Fox News Weather Center

Japan, Korean Peninsula Face Dujuan's Final Blow

While Dujuan is no longer a powerful typhoon, it will still target mainland Japan and the Korean Peninsula with drenching rain and gusty winds into Thursday night.

Dujuan is currently a tropical rainstorm after weakening over eastern China in the wake of its second landfall in the Fujian Province on Tuesday, local time.

Periods of rain will persist across the Chinese provinces of Anhui and Jiangsu into the start of Thursday as Dujuan tracks northeastward. Rainfall will generally be on the order of 25 to 50 mm (1 to 2 inches), keeping flooding issues on an isolated level.

Powerful Wind Batters Taipei During Typhoon Dujuan

After Dujuan departs China, it will combine with a non-tropical storm system tracking through northeastern China.

"This merger will create a strong non-tropical system that will bring potentially flooding rain and gusty winds to the Korean Peninsula and Japan," stated AccuWeather Meteorologist Eric Leister.

This adverse weather will spread in a west-to-east fashion across the area into Thursday evening, eventually also targeting far southeastern Russia later Thursday into Thursday night.

The heaviest rain, and greatest potential for localized flooding, will fall from South Korea to northern Japan and far southeastern Russia. Even where flooding does not ensue, any downpours will heighten the risk of vehicles hydroplaning when traveling at highway speeds.

"Due to the fast movement of this storm, total rainfall will generally average 25 to 75 mm (1 to 3 inches) of rain," continued Leister. "The rain will fall quickly, with most areas experiencing only six to 12 hours of rain."

A separate area of similar rain totals may unfold in the higher terrain of China's eastern Liaoning and southwestern Jilin provinces.

Gusty winds will also increase as Dujuan and the non-tropical system combine, meaning stronger winds are expected in and around the Sea of Japan than points to the west.

"Wind gusts will generally be on the order of 65 to 80 kph (40 to 50 mph) around the northern East China Sea and 80 to 95 kph (50 to 60 mph) around the Sea of Japan and Japan's eastern coast," stated AccuWeather Meteorologist Adam Douty.

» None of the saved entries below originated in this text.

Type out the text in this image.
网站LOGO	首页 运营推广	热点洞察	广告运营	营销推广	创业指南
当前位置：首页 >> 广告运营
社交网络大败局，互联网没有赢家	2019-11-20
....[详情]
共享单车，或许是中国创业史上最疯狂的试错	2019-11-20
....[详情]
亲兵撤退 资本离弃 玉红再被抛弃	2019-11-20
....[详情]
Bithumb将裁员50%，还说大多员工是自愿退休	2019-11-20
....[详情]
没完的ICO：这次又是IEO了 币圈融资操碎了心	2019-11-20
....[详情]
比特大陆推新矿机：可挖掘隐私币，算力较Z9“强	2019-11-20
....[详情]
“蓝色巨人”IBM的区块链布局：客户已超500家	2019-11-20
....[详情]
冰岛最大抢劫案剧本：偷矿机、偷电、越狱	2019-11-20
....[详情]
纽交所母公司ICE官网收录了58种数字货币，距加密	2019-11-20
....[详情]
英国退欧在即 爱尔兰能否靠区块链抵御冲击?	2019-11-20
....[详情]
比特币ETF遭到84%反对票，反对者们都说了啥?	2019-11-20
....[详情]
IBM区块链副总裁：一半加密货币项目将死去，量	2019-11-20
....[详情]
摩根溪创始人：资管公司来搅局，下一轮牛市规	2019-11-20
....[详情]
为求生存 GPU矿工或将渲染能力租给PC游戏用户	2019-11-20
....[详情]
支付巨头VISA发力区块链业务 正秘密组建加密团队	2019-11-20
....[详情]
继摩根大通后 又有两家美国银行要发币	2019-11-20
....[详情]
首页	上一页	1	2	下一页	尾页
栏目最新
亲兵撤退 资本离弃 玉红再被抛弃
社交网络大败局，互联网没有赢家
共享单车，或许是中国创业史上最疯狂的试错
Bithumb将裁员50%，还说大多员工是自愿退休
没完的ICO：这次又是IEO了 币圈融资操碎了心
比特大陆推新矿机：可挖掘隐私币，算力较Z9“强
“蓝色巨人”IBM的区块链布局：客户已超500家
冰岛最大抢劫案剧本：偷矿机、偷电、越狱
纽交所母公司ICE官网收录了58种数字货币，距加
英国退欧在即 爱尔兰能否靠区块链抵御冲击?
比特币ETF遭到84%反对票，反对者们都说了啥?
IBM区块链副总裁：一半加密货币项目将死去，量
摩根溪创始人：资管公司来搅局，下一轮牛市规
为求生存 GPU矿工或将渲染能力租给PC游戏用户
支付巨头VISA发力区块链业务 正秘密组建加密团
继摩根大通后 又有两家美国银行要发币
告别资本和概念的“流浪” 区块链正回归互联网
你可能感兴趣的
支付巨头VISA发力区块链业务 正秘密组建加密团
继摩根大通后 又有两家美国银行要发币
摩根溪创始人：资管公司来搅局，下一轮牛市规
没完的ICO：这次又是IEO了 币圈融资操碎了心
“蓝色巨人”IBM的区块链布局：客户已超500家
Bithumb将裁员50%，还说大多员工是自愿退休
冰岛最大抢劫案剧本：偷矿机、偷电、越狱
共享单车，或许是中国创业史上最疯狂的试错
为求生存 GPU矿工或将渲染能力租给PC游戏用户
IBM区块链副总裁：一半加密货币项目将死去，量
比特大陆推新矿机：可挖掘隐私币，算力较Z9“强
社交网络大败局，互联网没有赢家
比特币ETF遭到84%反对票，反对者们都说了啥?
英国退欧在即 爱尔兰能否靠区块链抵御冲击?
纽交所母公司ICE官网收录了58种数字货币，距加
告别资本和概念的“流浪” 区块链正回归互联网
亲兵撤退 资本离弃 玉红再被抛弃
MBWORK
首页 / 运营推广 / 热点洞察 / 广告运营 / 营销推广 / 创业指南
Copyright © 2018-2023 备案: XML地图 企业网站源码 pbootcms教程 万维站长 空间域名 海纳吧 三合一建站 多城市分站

There can be locally higher winds on the coast of Hokkaido and the coasts of eastern Honshu, while gusts to 65 to 80 kph (40 to 50 mph) are also expected along the southern coast of Japan from western Honshu to Kyushu.

"No widespread damage is expected from the winds; however, the gusty winds, combined with heavy rain can result in travel disruptions across the region and sporadic power outages," added Leister.

Residents with outdoor activities should prepare for possible postponements or alternate plans. Loose lawn items should be secured or moved indoors as the gusty winds can easily toss these items around.

Cities likely to experience the gusts of 65 to 80 kph (40 to 50 mph) include Jeju and Busan, South Korea; and Nagasaki, Fukuoka, Hiroshima, Kochi and Hamamatsu, Japan. Gusts will be on the lower end of this range in Seoul, South Korea, and Shanghai, China.

Sapporo, Sendai and Akita, Japan, are at risk for the gusts of 80 to 95 kph (50 to 60 mph).

"Around Tokyo, the greatest opportunity for the southwesterly winds to gust to 95 kph (60 mph) will be around Tokyo Bay with gusts closer to 65 kph (40 mph) farther inland," said Douty.

Calmer and drier conditions will return to southern Japan and the southern East China Sea on Friday, while a cold front drops southward and leads to showers and persistent gusty winds from the northern Korean Peninsula to northern Japan.

Snow may even fall in the highest mountains along the border of North Korea and China.